11/09/2012 12:00:00 PM

Secrets From A Burger Master: Q & A with Bix Chef Bruce Hill

Could the secret to a better burger reside in this tool? 
After a week of furious burger research and consumption, we thought we'd end our Burger Week coverage with a Q & A with one of the city’s top burger masters, chef Bruce Hill, who’s famed Bix Club Burger ($17) remains one of the most sought after ones in the city. Yes, Hill does have a fancy pants Black Truffle Cheeseburger on the menu to appeal to his luxe diners, but the standard Bix Club Burger is a thing of beauty. You can’t exactly say that Hill wrote the book on burger making, but he did invent a tool to perfect it. (Read more about that below.) We caught up with Hill, who happens to also be the chef/owner of SoMa's Zero Zero and Picco and Pizzeria Picco in Larkspur, who divulged his secrets to building a better burger.


1. Choose the Right Beef: I think a big part of our success is the beef that we use, Brandt Family Beef from Southern California, a 20%, 80% blend. The combination of the cow’s pedigree and their feed really produces flavorful meat. Their cattle, Holsteins, are not a typical beef cow; they're more of dairy cow. And the proprietary feed they use combined with the warm temperature down there really enhances the meat’s flavor. 

2. Cook Your Burgers Cold. Most chefs like to let their proteins come to room temperature before cooking them, but I’ve found that you get the best results using very, very cold patties. The burger just doesn’t come out as juicy otherwise. They also tend to fall apart easily.

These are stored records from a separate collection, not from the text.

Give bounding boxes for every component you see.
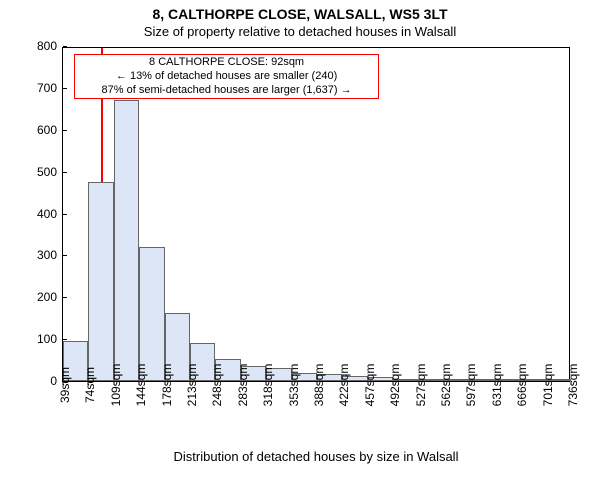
- y-tick-label: 200: [37, 290, 63, 304]
- chart-subtitle: Size of property relative to detached ho…: [0, 24, 600, 39]
- x-tick-label: 457sqm: [359, 364, 377, 407]
- plot-area: 8 CALTHORPE CLOSE: 92sqm ← 13% of detach…: [62, 47, 570, 382]
- annotation-line-2: ← 13% of detached houses are smaller (24…: [77, 70, 376, 84]
- x-tick-label: 422sqm: [333, 364, 351, 407]
- annotation-line-3: 87% of semi-detached houses are larger (…: [77, 84, 376, 98]
- histogram-bar: [88, 182, 113, 381]
- histogram-bar: [114, 100, 139, 381]
- x-tick-label: 631sqm: [486, 364, 504, 407]
- x-tick-label: 562sqm: [435, 364, 453, 407]
- chart-container: 8 CALTHORPE CLOSE: 92sqm ← 13% of detach…: [0, 47, 600, 500]
- x-tick-label: 597sqm: [460, 364, 478, 407]
- y-tick-label: 300: [37, 248, 63, 262]
- x-tick-label: 39sqm: [54, 367, 72, 403]
- annotation-box: 8 CALTHORPE CLOSE: 92sqm ← 13% of detach…: [74, 54, 379, 99]
- x-tick-label: 388sqm: [308, 364, 326, 407]
- x-tick-label: 178sqm: [156, 364, 174, 407]
- x-axis-label: Distribution of detached houses by size …: [174, 449, 459, 464]
- y-tick-label: 400: [37, 207, 63, 221]
- x-tick-label: 109sqm: [105, 364, 123, 407]
- y-tick-label: 800: [37, 39, 63, 53]
- x-tick-label: 666sqm: [511, 364, 529, 407]
- x-tick-label: 353sqm: [283, 364, 301, 407]
- x-tick-label: 736sqm: [562, 364, 580, 407]
- annotation-line-1: 8 CALTHORPE CLOSE: 92sqm: [77, 56, 376, 70]
- y-tick-label: 500: [37, 165, 63, 179]
- x-tick-label: 318sqm: [257, 364, 275, 407]
- y-tick-label: 100: [37, 332, 63, 346]
- x-tick-label: 248sqm: [206, 364, 224, 407]
- y-tick-label: 600: [37, 123, 63, 137]
- x-tick-label: 213sqm: [181, 364, 199, 407]
- x-tick-label: 144sqm: [130, 364, 148, 407]
- x-tick-label: 527sqm: [410, 364, 428, 407]
- x-tick-label: 701sqm: [537, 364, 555, 407]
- x-tick-label: 283sqm: [232, 364, 250, 407]
- chart-title: 8, CALTHORPE CLOSE, WALSALL, WS5 3LT: [0, 6, 600, 22]
- x-tick-label: 492sqm: [384, 364, 402, 407]
- histogram-bar: [139, 247, 164, 381]
- y-tick-label: 700: [37, 81, 63, 95]
- x-tick-label: 74sqm: [79, 367, 97, 403]
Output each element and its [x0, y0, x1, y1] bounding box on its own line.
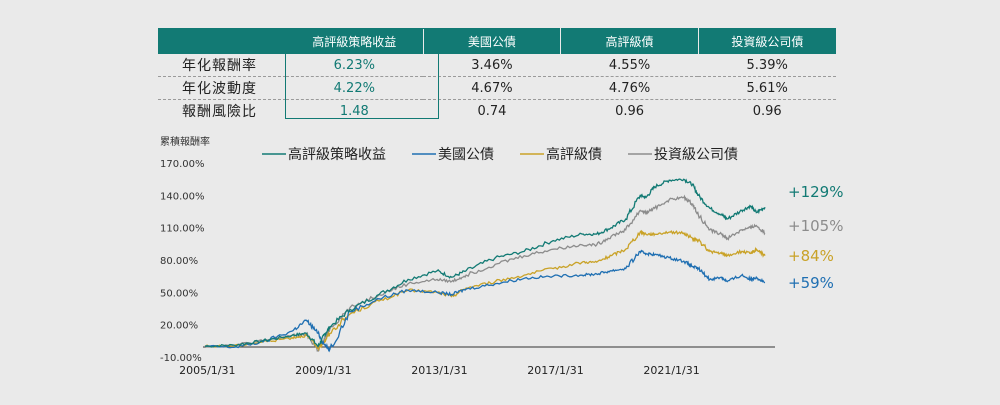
table-cell: 0.96 — [752, 103, 782, 119]
table-cell: 0.74 — [477, 103, 507, 119]
table-cell: 4.76% — [560, 76, 699, 100]
row-label: 年化報酬率 — [158, 54, 286, 77]
header-high-grade: 高評級債 — [560, 28, 699, 54]
row-label: 報酬風險比 — [182, 104, 257, 120]
header-ig-corporate: 投資級公司債 — [698, 28, 836, 54]
y-tick-label: 80.00% — [160, 256, 198, 267]
x-tick-label: 2017/1/31 — [527, 364, 583, 377]
stats-row-return: 年化報酬率 6.23% 3.46% 4.55% 5.39% — [158, 54, 836, 77]
x-tick-label: 2021/1/31 — [643, 364, 699, 377]
table-cell: 6.23% — [285, 54, 424, 77]
stats-row-volatility: 年化波動度 4.22% 4.67% 4.76% 5.61% — [158, 76, 836, 100]
stats-header-row: 高評級策略收益 美國公債 高評級債 投資級公司債 — [158, 28, 836, 54]
x-tick-label: 2013/1/31 — [411, 364, 467, 377]
series-line-3 — [204, 194, 766, 352]
end-value-label: +59% — [788, 274, 834, 292]
y-tick-label: 20.00% — [160, 321, 198, 332]
y-tick-label: 50.00% — [160, 288, 198, 299]
table-cell: 5.61% — [698, 76, 836, 100]
table-cell: 0.96 — [615, 103, 645, 119]
x-tick-label: 2005/1/31 — [179, 364, 235, 377]
y-tick-label: 140.00% — [160, 191, 205, 202]
y-axis-title: 累積報酬率 — [160, 135, 210, 148]
table-cell: 5.39% — [698, 54, 836, 77]
x-tick-label: 2009/1/31 — [295, 364, 351, 377]
row-label: 年化波動度 — [158, 76, 286, 100]
y-tick-label: 110.00% — [160, 224, 205, 235]
table-cell: 4.67% — [423, 76, 561, 100]
y-tick-label: 170.00% — [160, 159, 205, 170]
table-cell: 4.22% — [285, 76, 424, 100]
legend-label: 高評級策略收益 — [288, 146, 386, 163]
header-strategy: 高評級策略收益 — [285, 28, 424, 54]
stats-table: 高評級策略收益 美國公債 高評級債 投資級公司債 年化報酬率 6.23% 3.4… — [158, 28, 836, 122]
y-tick-label: -10.00% — [160, 353, 202, 364]
series-line-0 — [205, 178, 766, 348]
legend-label: 投資級公司債 — [654, 147, 738, 163]
stats-row-ratio: 報酬風險比 1.48 0.74 0.96 0.96 — [158, 100, 836, 123]
table-cell: 1.48 — [339, 103, 369, 119]
table-cell: 3.46% — [423, 54, 561, 77]
header-treasury: 美國公債 — [423, 28, 562, 54]
end-value-label: +84% — [788, 247, 834, 265]
end-value-label: +105% — [788, 217, 843, 235]
table-cell: 4.55% — [560, 54, 699, 77]
legend-label: 高評級債 — [546, 146, 602, 163]
header-empty — [158, 28, 286, 54]
series-line-1 — [204, 249, 766, 353]
series-line-2 — [204, 229, 766, 352]
legend-label: 美國公債 — [438, 147, 494, 163]
end-value-label: +129% — [788, 183, 843, 201]
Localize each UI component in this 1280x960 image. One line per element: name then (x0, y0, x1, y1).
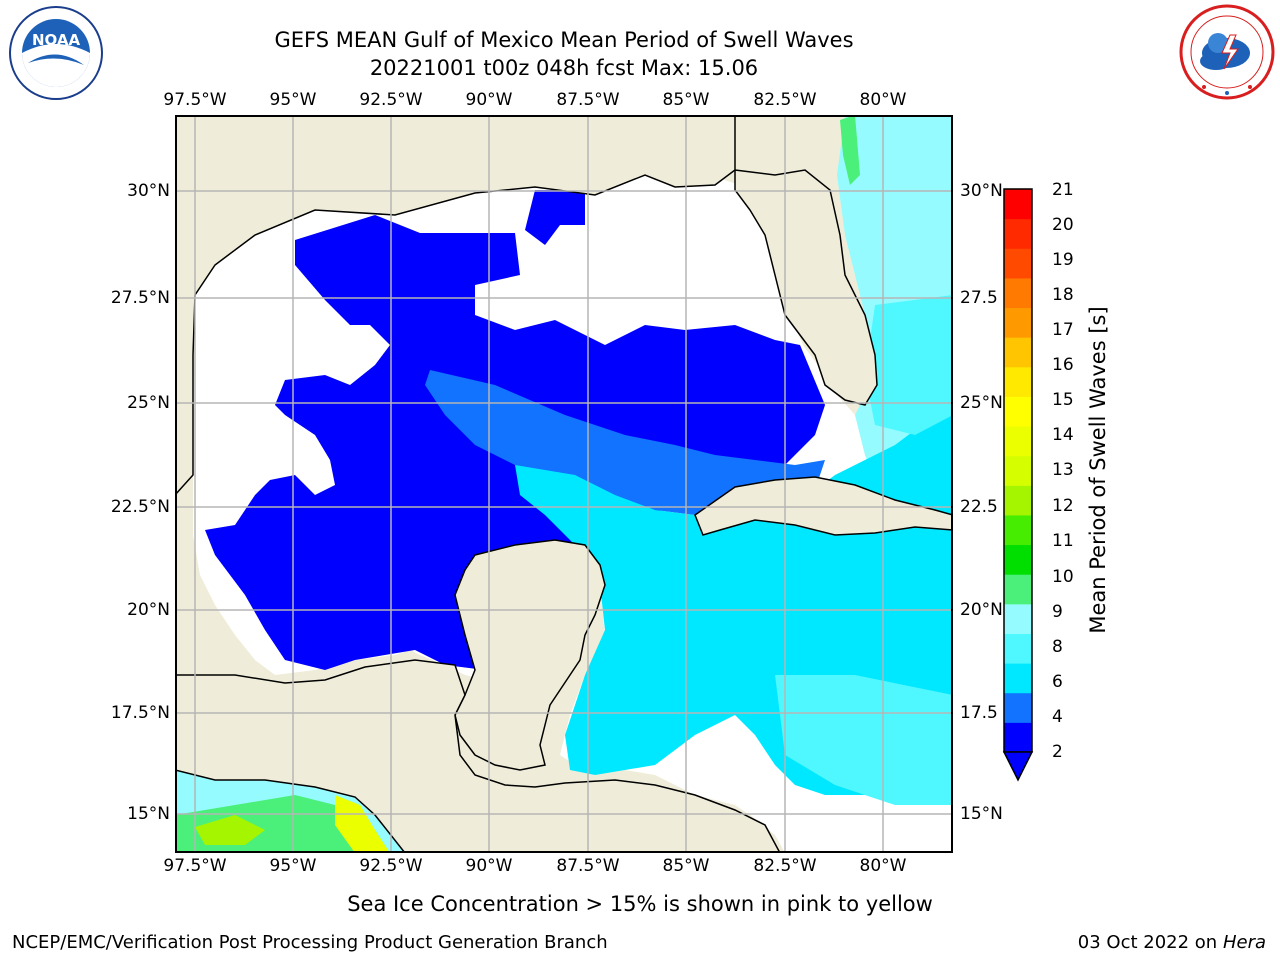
lat-tick-left: 15°N (127, 804, 170, 824)
colorbar-tick: 4 (1052, 707, 1063, 727)
colorbar-tick: 18 (1052, 285, 1074, 305)
footer-date: 03 Oct 2022 on (1077, 932, 1218, 953)
colorbar-segments (1004, 189, 1032, 753)
footer-right: 03 Oct 2022 on Hera (1078, 932, 1266, 954)
noaa-logo-icon: NOAA (9, 6, 103, 100)
swell-8s-atlantic (865, 295, 953, 435)
noaa-logo-text: NOAA (32, 31, 81, 49)
lon-tick-bottom: 92.5°W (359, 856, 423, 876)
mexico-south-land (175, 659, 781, 853)
colorbar-extend-arrow (1002, 751, 1034, 782)
swell-10s-atlantic (840, 115, 860, 185)
lon-tick-bottom: 90°W (465, 856, 513, 876)
colorbar-segment (1004, 485, 1032, 516)
lat-tick-right: 22.5 (960, 497, 998, 517)
swell-2-4s-ne (525, 190, 585, 245)
us-gulf-coast-land (175, 115, 736, 497)
lon-tick-bottom: 97.5°W (163, 856, 227, 876)
map-frame (175, 115, 953, 853)
lon-tick-top: 80°W (859, 90, 907, 110)
colorbar-title: Mean Period of Swell Waves [s] (1086, 306, 1110, 634)
colorbar-segment (1004, 455, 1032, 486)
colorbar-segment (1004, 633, 1032, 664)
lat-tick-right: 15°N (960, 804, 1003, 824)
lat-tick-left: 20°N (127, 600, 170, 620)
colorbar-tick: 15 (1052, 390, 1074, 410)
colorbar-segment (1004, 663, 1032, 694)
lon-tick-top: 97.5°W (163, 90, 227, 110)
colorbar-segment (1004, 337, 1032, 368)
swell-15s-pacific (335, 795, 390, 853)
lat-tick-right: 27.5 (960, 288, 998, 308)
colorbar-segment (1004, 307, 1032, 338)
lon-tick-bottom: 95°W (269, 856, 317, 876)
map-subtitle: 20221001 t00z 048h fcst Max: 15.06 (369, 56, 759, 80)
colorbar-segment (1004, 218, 1032, 249)
colorbar-segment (1004, 426, 1032, 457)
lon-tick-bottom: 80°W (859, 856, 907, 876)
colorbar-tick: 9 (1052, 602, 1063, 622)
lon-tick-bottom: 87.5°W (556, 856, 620, 876)
sea-ice-note-text: Sea Ice Concentration > 15% is shown in … (347, 892, 933, 916)
lat-tick-right: 30°N (960, 181, 1003, 201)
colorbar-segment (1004, 692, 1032, 723)
colorbar-tick: 12 (1052, 496, 1074, 516)
colorbar-tick: 8 (1052, 637, 1063, 657)
colorbar-tick: 2 (1052, 742, 1063, 762)
swell-13s-pacific (195, 815, 265, 845)
lon-tick-top: 87.5°W (556, 90, 620, 110)
colorbar-tick: 6 (1052, 672, 1063, 692)
colorbar-tick: 21 (1052, 180, 1074, 200)
lon-tick-bottom: 82.5°W (753, 856, 817, 876)
swell-8s-patch (775, 675, 953, 805)
lat-tick-right: 20°N (960, 600, 1003, 620)
colorbar-tick: 10 (1052, 567, 1074, 587)
colorbar-segment (1004, 574, 1032, 605)
colorbar-tick: 16 (1052, 355, 1074, 375)
lon-tick-bottom: 85°W (662, 856, 710, 876)
lat-tick-right: 25°N (960, 393, 1003, 413)
colorbar-segment (1004, 248, 1032, 279)
colorbar-segment (1004, 366, 1032, 397)
colorbar-segment (1004, 722, 1032, 753)
footer-left: NCEP/EMC/Verification Post Processing Pr… (12, 932, 608, 953)
lat-tick-left: 22.5°N (110, 497, 170, 517)
colorbar-tick: 11 (1052, 531, 1074, 551)
colorbar-segment (1004, 189, 1032, 220)
lat-tick-left: 25°N (127, 393, 170, 413)
lat-tick-left: 17.5°N (110, 703, 170, 723)
colorbar-segment (1004, 603, 1032, 634)
map-panel (175, 115, 953, 853)
colorbar-segment (1004, 277, 1032, 309)
cuba-land (694, 476, 953, 536)
lat-tick-right: 17.5 (960, 703, 998, 723)
footer-machine: Hera (1222, 932, 1266, 953)
lon-tick-top: 85°W (662, 90, 710, 110)
colorbar-tick: 19 (1052, 250, 1074, 270)
swell-4s-band (425, 370, 825, 515)
colorbar-tick: 20 (1052, 215, 1074, 235)
colorbar-segment (1004, 544, 1032, 575)
lon-tick-top: 82.5°W (753, 90, 817, 110)
lon-tick-top: 95°W (269, 90, 317, 110)
colorbar-tick: 14 (1052, 425, 1074, 445)
lon-tick-top: 92.5°W (359, 90, 423, 110)
colorbar-segment (1004, 396, 1032, 427)
lat-tick-left: 27.5°N (110, 288, 170, 308)
nws-logo-icon (1179, 4, 1275, 100)
colorbar (1002, 188, 1034, 782)
sea-ice-note: Sea Ice Concentration > 15% is shown in … (0, 892, 1280, 916)
lat-tick-left: 30°N (127, 181, 170, 201)
lon-tick-top: 90°W (465, 90, 513, 110)
map-title: GEFS MEAN Gulf of Mexico Mean Period of … (274, 28, 854, 52)
colorbar-segment (1004, 514, 1032, 546)
colorbar-tick: 13 (1052, 460, 1074, 480)
graticule (175, 115, 953, 853)
colorbar-tick: 17 (1052, 320, 1074, 340)
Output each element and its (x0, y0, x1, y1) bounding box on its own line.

3. Use the Proper Tool: The key to a perfect burger is obtaining a perfect crust. That's our kitchen's directive. To achieve that, I ended up inventing the Chef’s Press. It’s a set of ventilated, adjustable stainless steel presses that you lay on top of the patty for cooking speed and consistency. The weight of the press creates a significantly better and more unified cooking surface against the pan. We sear the top and bottom of the patty in a cast iron pan with the presses, then pop the pan into a 500-degree oven to finish cooking it, for precisely 3 minutes for medium-rare. The press also compacts the meat a little bit while it's cooking and that tension ends up making the meat hold in more juices, like a sponge. A typical 8-ounce patty cooked the conventional way will give off about 3 tablespoons of juice. When you use a press, the burger doesn’t bleed out any juices, so you end up with a juicer burger. [Hill also uses the press for cooking other items such as chicken and vegetables, and he's not the only one. You’ll find Hill’s patented Chef Press in the kitchens of Boulevard, Coi, Manresa and Quince].

4Pay Attention to Your Ingredients. Like everything else, you have to focus on the flavor of each individual ingredient that you add to your burger. Some people like a dill pickle but personally I like the flavor profile of our housemade sweet-and-sour fridge pickles. We serve the burger on a brioche-poppy seed bun from Panorama Bakery and top it with lettuce, tomato and secret sauce, which is basically a housemade mayo with relish and ketchup. And it comes with our homemade fries, which we spend a lot of time perfecting as well.

Zagat: What  do you think about heavily salting your meat ahead of time? That seems to be a popular technique among many burgermeisters such as Nopa and Zuni.

Bruce Hill: I don't like the consistency you get when you do that. I find the burgers end up a little bit tough. I prefer to just season the patties with a little hit of kosher salt and freshly ground pepper just before we put it in the pan.